This checks if a map between projective varieties is birational. There are a number of ways to call this. A simple one is to pass the function a map between two graded rings. In this case, the variables should be sent to elements of a single fixed degree. The option AssumeDominant being true will cause the function to assume that the kernel of the associated ring map is zero (default value is false). The target and source must be varieties, in particular their defining ideals must be prime. Let's check that the plane quadratic cremona transformation is birational.
i1 : R=QQ[x,y,z]; |
i2 : S=QQ[a,b,c]; |
i3 : Pi = map(R, S, {x*y, x*z, y*z}); o3 : RingMap R <--- S |
i4 : isBirationalMap(Pi, Verbose=>false, Strategy=>SimisStrategy ) o4 = true |
We can also verify that a cover of $P^1$ by an elliptic curve is not birational.
i5 : R=QQ[x,y,z]/(x^3+y^3-z^3); |
i6 : S=QQ[s,t]; |
i7 : Pi = map(R, S, {x, y-z}); o7 : RingMap R <--- S |
i8 : isBirationalMap(Pi, Verbose=>false) o8 = false |
Note the Frobenius map is not birational.

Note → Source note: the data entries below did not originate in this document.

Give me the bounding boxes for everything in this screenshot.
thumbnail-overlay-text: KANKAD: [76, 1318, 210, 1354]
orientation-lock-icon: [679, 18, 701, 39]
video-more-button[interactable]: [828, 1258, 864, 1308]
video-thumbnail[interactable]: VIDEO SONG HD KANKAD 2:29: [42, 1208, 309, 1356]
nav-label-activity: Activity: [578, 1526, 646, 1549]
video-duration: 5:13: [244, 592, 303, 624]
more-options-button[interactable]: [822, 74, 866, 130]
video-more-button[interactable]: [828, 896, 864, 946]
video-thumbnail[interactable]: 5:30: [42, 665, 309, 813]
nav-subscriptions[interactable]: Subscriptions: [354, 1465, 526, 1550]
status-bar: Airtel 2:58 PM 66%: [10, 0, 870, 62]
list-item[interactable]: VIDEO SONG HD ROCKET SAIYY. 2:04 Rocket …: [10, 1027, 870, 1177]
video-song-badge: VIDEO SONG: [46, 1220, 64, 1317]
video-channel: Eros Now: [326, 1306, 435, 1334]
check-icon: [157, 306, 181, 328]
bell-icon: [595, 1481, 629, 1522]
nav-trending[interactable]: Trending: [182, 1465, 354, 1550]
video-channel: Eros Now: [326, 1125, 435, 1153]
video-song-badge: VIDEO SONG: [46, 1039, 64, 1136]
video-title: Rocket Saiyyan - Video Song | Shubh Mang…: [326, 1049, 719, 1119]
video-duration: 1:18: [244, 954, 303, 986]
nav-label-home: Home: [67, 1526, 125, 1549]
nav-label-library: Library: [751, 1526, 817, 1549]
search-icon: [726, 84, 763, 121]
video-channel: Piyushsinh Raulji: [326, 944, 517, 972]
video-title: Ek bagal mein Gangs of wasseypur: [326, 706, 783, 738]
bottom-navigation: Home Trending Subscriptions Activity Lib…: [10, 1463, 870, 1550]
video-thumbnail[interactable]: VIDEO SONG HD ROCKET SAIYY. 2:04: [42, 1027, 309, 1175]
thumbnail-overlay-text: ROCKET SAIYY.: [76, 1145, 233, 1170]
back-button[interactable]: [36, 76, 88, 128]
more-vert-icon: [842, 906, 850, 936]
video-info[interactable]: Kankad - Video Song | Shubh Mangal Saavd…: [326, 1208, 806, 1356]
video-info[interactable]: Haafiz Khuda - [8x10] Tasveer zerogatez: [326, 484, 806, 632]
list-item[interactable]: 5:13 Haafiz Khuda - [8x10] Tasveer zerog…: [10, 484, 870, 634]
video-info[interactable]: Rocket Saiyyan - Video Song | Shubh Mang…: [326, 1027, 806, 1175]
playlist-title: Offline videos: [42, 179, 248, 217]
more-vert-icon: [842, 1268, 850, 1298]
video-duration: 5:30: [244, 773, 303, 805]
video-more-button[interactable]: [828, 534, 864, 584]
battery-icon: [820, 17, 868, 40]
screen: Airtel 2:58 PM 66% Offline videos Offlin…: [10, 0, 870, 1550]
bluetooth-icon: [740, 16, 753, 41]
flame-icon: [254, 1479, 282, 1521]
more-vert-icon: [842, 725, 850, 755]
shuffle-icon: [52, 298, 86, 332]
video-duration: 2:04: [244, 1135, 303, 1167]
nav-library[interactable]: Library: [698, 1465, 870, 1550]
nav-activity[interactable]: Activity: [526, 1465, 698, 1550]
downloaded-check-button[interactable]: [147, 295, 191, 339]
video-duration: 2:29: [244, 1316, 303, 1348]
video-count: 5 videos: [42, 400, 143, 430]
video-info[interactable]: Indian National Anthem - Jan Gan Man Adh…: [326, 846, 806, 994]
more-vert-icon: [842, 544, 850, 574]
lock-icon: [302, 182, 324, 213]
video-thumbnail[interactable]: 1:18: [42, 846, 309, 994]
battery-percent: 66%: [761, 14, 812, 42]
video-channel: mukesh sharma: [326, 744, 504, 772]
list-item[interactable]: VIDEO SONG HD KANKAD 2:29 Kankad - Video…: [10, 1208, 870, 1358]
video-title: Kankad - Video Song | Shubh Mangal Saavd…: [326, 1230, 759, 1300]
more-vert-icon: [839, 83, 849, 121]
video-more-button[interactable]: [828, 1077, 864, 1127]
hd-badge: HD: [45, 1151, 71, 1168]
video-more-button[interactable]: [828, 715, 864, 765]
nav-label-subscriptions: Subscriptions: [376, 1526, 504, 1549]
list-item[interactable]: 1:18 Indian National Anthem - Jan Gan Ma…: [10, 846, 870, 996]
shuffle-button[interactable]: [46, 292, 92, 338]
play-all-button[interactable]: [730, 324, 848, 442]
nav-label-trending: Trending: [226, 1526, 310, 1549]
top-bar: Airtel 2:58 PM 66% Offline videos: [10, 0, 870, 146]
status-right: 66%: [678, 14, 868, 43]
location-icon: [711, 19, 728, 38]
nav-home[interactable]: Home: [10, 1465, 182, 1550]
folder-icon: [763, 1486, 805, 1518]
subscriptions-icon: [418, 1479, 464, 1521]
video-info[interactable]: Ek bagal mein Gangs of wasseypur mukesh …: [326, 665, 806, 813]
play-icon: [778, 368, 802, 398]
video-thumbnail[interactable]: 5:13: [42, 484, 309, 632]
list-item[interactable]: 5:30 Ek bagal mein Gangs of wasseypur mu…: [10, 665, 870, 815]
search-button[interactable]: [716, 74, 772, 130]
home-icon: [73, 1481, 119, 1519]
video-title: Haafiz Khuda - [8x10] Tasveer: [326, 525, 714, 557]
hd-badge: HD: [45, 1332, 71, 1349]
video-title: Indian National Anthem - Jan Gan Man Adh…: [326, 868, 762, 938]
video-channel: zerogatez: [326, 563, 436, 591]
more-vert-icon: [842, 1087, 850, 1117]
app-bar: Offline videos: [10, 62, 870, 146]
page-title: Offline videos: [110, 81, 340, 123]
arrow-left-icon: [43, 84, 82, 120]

i9 : R = ZZ/5[x,y,z]/(x^3+y^3-z^3); |
i10 : S = ZZ/5[a,b,c]/(a^3+b^3-b^3); |
i11 : h = map(R, S, {x^5, y^5, z^5}); o11 : RingMap R <--- S |
i12 : isBirationalMap(h, Strategy=>SaturationStrategy) isBirationalMap: About to find the image of the map. If you know the image, you may want to use the AssumeDominant option if this is slow. isBirationalMap: Found the image of the map. Starting isBirationalOntoImage isBirationalOntoImageRees: About to compute the Jacobian Dual Matrix, if it is slow, run again and set Strategy=>HybridStrategy or SimisStrategy. isBirationalOntoImageRees: computed Jacobian Dual Matrix- barJD Jacobain dual matrix has 3 columns and 0 rows. isBirationalOntoImageRees: is computing the rank of the Jacobian Dual Matrix- barJD o12 = false |
Also see the very fast probabilisitc birationality checking of the Cremona package: isBirational
The object isBirationalMap is a method function with options.